Did the red sky predict rain–which led to the mud Grandma encountered? Source: Wikimedia Commons
Her middle-aged granddaughter’s comments 100 years later:
It must have recently rained. A hundred years ago, you couldn’t instantly get good weather information via the internet or television—but accurately predicting the weather was important for farm families.
Did Grandma use old weather proverbs and sayings to forecast the weather?
Here’s what a 1913 article in her local newspaper had to say about weather proverbs:
OLD PROVERBS ON WEATHER ARE TRUE
Ancient Sayings Based on Experience Are Approved by Uncle Sam’s Scientific Investigators
The idea that old weather proverbs and traditional natural signs are of no value in these days of scientific weather forecasting is not sustained by such an eminent authority as W.J. Humphreys, professor of meteorological physics in the United States Bureau.
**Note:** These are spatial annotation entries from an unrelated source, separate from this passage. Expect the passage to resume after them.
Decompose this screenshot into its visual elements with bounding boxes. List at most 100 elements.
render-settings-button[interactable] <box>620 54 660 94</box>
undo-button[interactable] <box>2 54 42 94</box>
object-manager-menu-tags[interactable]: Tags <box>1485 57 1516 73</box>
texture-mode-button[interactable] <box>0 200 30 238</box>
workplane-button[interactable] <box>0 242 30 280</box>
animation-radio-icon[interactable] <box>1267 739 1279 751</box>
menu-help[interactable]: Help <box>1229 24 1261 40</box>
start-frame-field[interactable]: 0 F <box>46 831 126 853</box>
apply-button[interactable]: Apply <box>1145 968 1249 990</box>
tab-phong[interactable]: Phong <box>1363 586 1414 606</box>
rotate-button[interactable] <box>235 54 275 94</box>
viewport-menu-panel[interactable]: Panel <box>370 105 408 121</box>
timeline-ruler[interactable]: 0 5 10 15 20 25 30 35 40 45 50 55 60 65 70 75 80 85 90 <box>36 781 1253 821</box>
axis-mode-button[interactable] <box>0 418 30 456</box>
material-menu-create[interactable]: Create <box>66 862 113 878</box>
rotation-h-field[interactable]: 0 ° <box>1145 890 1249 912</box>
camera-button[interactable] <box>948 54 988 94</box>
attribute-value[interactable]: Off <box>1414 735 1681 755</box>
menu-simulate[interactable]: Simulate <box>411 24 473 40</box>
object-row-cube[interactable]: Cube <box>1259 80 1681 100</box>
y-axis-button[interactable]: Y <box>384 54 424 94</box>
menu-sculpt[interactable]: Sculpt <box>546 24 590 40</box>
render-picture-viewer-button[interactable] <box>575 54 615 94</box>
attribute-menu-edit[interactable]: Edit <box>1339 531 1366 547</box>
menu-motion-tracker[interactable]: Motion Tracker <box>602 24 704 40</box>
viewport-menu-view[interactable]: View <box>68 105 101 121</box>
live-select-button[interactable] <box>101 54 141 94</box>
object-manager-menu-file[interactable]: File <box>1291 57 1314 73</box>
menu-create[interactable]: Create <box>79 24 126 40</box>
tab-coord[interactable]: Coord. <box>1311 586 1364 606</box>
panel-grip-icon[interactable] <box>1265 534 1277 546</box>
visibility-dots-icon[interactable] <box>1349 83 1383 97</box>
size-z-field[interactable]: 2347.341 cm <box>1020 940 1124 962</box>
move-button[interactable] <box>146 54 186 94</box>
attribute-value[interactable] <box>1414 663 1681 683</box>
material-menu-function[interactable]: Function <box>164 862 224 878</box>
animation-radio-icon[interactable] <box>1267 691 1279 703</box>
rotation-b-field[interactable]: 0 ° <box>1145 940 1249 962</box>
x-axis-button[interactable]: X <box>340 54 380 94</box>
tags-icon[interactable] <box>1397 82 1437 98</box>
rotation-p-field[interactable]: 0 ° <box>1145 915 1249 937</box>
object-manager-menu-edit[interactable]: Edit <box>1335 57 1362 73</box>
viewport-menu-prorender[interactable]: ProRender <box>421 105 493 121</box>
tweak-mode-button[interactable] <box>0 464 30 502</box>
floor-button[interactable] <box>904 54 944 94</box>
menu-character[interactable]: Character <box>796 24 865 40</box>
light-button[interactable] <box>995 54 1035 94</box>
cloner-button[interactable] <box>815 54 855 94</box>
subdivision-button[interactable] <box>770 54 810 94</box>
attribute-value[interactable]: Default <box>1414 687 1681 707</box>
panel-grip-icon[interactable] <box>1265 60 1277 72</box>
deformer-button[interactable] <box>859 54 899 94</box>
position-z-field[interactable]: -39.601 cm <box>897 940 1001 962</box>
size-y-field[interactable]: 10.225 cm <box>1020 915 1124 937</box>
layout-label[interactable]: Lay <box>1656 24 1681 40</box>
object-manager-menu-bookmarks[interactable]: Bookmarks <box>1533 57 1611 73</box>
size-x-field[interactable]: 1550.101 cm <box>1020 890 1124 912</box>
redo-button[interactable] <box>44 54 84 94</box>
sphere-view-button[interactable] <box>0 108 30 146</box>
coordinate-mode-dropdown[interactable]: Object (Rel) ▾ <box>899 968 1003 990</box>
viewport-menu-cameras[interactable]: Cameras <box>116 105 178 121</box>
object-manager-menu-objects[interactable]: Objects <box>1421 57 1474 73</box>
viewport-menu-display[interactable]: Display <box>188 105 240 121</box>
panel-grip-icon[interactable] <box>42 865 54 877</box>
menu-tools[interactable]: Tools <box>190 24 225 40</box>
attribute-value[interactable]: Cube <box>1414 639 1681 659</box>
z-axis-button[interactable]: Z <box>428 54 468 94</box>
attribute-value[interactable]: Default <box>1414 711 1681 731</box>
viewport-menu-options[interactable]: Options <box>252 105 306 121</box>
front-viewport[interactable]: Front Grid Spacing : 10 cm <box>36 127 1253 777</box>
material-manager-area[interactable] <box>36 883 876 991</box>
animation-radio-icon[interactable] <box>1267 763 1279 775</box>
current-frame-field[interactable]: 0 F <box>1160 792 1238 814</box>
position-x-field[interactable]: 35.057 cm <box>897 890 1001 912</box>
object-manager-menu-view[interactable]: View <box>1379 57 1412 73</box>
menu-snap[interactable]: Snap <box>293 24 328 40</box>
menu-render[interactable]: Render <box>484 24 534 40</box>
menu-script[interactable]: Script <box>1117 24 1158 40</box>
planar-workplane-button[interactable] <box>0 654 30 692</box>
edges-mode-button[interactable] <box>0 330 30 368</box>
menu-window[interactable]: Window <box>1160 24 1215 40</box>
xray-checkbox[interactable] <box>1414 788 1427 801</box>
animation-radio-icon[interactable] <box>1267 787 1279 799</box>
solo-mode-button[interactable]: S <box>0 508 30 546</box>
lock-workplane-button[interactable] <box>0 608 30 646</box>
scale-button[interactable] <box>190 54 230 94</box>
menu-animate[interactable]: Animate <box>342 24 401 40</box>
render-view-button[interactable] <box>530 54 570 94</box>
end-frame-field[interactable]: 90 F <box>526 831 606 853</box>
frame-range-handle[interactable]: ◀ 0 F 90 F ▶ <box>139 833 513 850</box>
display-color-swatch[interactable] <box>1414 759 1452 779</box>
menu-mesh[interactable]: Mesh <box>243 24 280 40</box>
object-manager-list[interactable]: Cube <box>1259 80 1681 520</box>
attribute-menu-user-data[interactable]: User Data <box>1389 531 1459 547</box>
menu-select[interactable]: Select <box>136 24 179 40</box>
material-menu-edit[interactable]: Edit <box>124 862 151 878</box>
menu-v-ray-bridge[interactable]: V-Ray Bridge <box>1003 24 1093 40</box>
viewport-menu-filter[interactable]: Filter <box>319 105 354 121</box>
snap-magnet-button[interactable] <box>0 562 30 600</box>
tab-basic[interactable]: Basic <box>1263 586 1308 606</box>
He gives credit to the weather prescience of farmers, fishermen, woodsmen and others who make a practice of depending on natural signs to give them knowledge of impending weather changes.
Quoting the jingle about a sailor’s warning and a sailor’s delight, Professor Humphreys says:
“If the evening sky, not far up but near the western horizon, is yellow, greenish, or some other sort wave-length color, then all the greater the chance for clear weather, for these colors indicate ever less condensation and therefore drier air than does red.”
Professor Humphreys says a good word for such old-time proverbs as:
Frost year, fruit year
Year of snow, fruit will grow
A year of snow, a year of plenty
“That these and similar statements commonly are true,” he writes, “is evident from the fact that a more or less continuous covering of snow, incident to a cold winter, not only delays the blossoming of fruit trees until after the probable season of killing frosts but also prevents that alternate thawing and freezing so ruinous in fruit. In short, as another proverb puts it, a late spring never deceives.
The appearance of the moon depends upon the conditions of the atmosphere. Clear moon, frost soon, and moonlit night has the heaviest frosts and others of this class are true enough he says, because on the clearest nights the cooling of the earth’s surface by radiation is greatest, and hence most likely to cause, through the low temperature reached, precipitation in the form of dew or frost.